Storing large amounts of data in the cloud is a convenient way to have it available for computation. Instant availability is, however, not always our primary concern.
Sometimes we have to deal with "cold" data – files that are not required for processing and have a very low chance of being accessed over a longer time period, but must nonetheless remain available for compliance with local and federal laws, best practice guidelines and internal processes – such as input and output files belonging to completed analyses.
Data that will not be used for some time (typically over three months) can be moved into archival storage. Archived files are billed at a significantly reduced price compared to the data which is always available. This makes archival a good solution for infrequently accessed files.
Seven Bridges currently offers Amazon Glacier as the archiving back-end. For up-to-date pricing information in the storage services that Seven Bridges supports, please refer to the official pricing plans at Amazon Glacier.

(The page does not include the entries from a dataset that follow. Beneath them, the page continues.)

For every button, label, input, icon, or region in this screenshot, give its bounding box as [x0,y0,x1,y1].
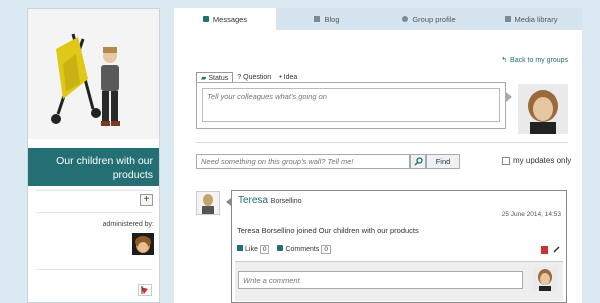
tab-label: Blog [324,14,340,24]
status-pointer [506,92,512,102]
search-button[interactable] [410,154,426,169]
comments-button[interactable]: Comments 0 [277,245,331,254]
tab-bar: Messages Blog Group profile Media librar… [174,8,582,30]
post-actions: Like 0 Comments 0 [237,245,331,254]
post-author-avatar[interactable] [196,191,220,215]
administered-by-label: administered by: [102,221,154,228]
find-button[interactable]: Find [426,154,460,169]
tab-group-profile[interactable]: Group profile [378,8,480,30]
tab-label: Media library [514,14,558,24]
post-author[interactable]: Teresa Borsellino [238,195,302,206]
user-avatar [518,84,568,134]
tab-label: Group profile [412,14,456,24]
speech-bubble-icon [277,245,284,251]
pencil-icon[interactable] [553,246,560,253]
add-button[interactable]: + [140,194,153,206]
admin-avatar[interactable] [132,233,154,255]
checkbox[interactable] [502,156,510,165]
speech-bubble-icon [202,16,209,22]
back-to-groups-link[interactable]: ↰ Back to my groups [501,56,568,65]
post-timestamp: 25 June 2014, 14:53 [501,211,561,218]
report-icon[interactable] [138,284,152,296]
tab-label: Messages [212,14,248,24]
status-box [196,82,506,129]
my-updates-checkbox[interactable]: my updates only [502,156,571,165]
divider [196,142,568,143]
comments-count: 0 [321,245,331,254]
trash-icon[interactable] [541,246,548,254]
divider [36,190,152,191]
post-text: Teresa Borsellino joined Our children wi… [237,226,419,235]
group-title: Our children with our products [28,148,159,186]
group-photo [28,9,159,139]
speech-bubble-icon: ▰ [201,75,207,82]
tab-blog[interactable]: Blog [276,8,378,30]
wall-search-input[interactable] [196,154,410,169]
like-count: 0 [259,245,270,254]
divider [36,269,152,270]
divider [36,212,152,213]
tab-media-library[interactable]: Media library [480,8,582,30]
user-icon [402,16,409,22]
question-icon: ? [237,74,242,81]
tab-messages[interactable]: Messages [174,8,276,30]
image-icon [504,16,511,22]
main-panel: Messages Blog Group profile Media librar… [174,8,582,303]
status-input[interactable] [202,88,500,122]
like-button[interactable]: Like 0 [237,245,270,254]
search-icon [413,157,423,166]
commenter-avatar [533,267,557,291]
group-sidebar: Our children with our products + adminis… [27,8,160,303]
lightbulb-icon: • [279,74,282,81]
back-arrow-icon: ↰ [501,57,508,64]
comment-input[interactable] [238,271,523,289]
post-card: Teresa Borsellino 25 June 2014, 14:53 Te… [231,190,567,303]
comment-area [235,261,563,301]
thumbs-up-icon [237,245,243,251]
document-icon [314,16,321,22]
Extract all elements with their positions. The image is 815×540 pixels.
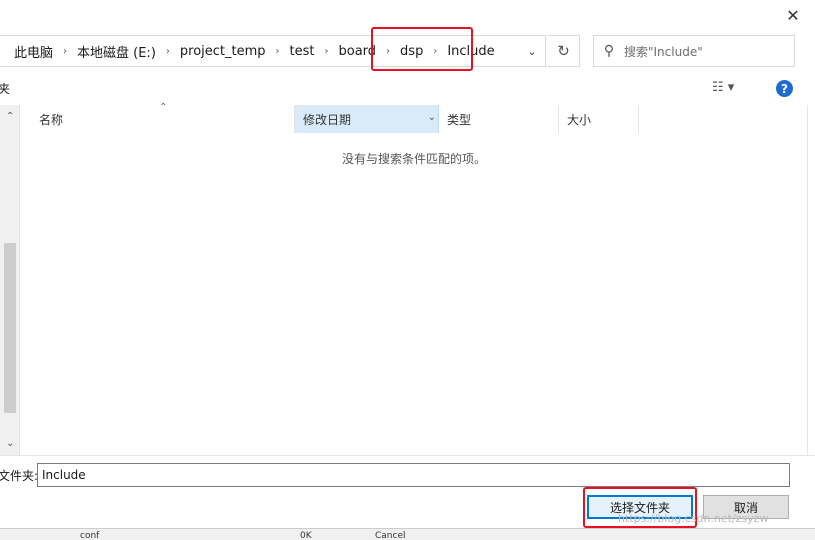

Depending on the storage service used, storing data in an archive typically costs around a third as much as storing data that is always available.
As with all other costs for user-uploaded data hosted on the Platform, Seven Bridges passes the charges that we incur for archiving data directly to the customer without markup.
In June 2020, Amazon's S3 in the US East region charged $0.021-0.023 per gigabyte of standard storage data per month. A gigabyte of data stored in Amazon's archiving facility, Glacier, in the same region was billed at $0.004 per GB per month. Keeping data in Glacier rather than S3 would yield monthly savings of approximately 80%.
In addition to data hosting charges, Amazon Glacier may charge additional archival, restoration or early deletion fees. If you incur these additional costs, then we will pass them on to you without markup.
However, if archival storage is accessed infrequently over a number of months, these charges should not be expected to affect the projected cost savings significantly.
Moving data to and from archival storage is not instantaneous. Depending on the type of archival storage used, it can take from several hours, up to a day or more to archive or restore large files.
When archived, files can not be used as inputs to the tasks, downloaded, visualized in the Genome Browser nor can their content be obtained in any way. Archived files must first be restored.
When a file is restored, it remains available for 7 days. The reason is that 7 days should be enough for you to download files or re-run an analysis in case you need to verify previous results. After this period the file is automatically archived in order to reduce costs.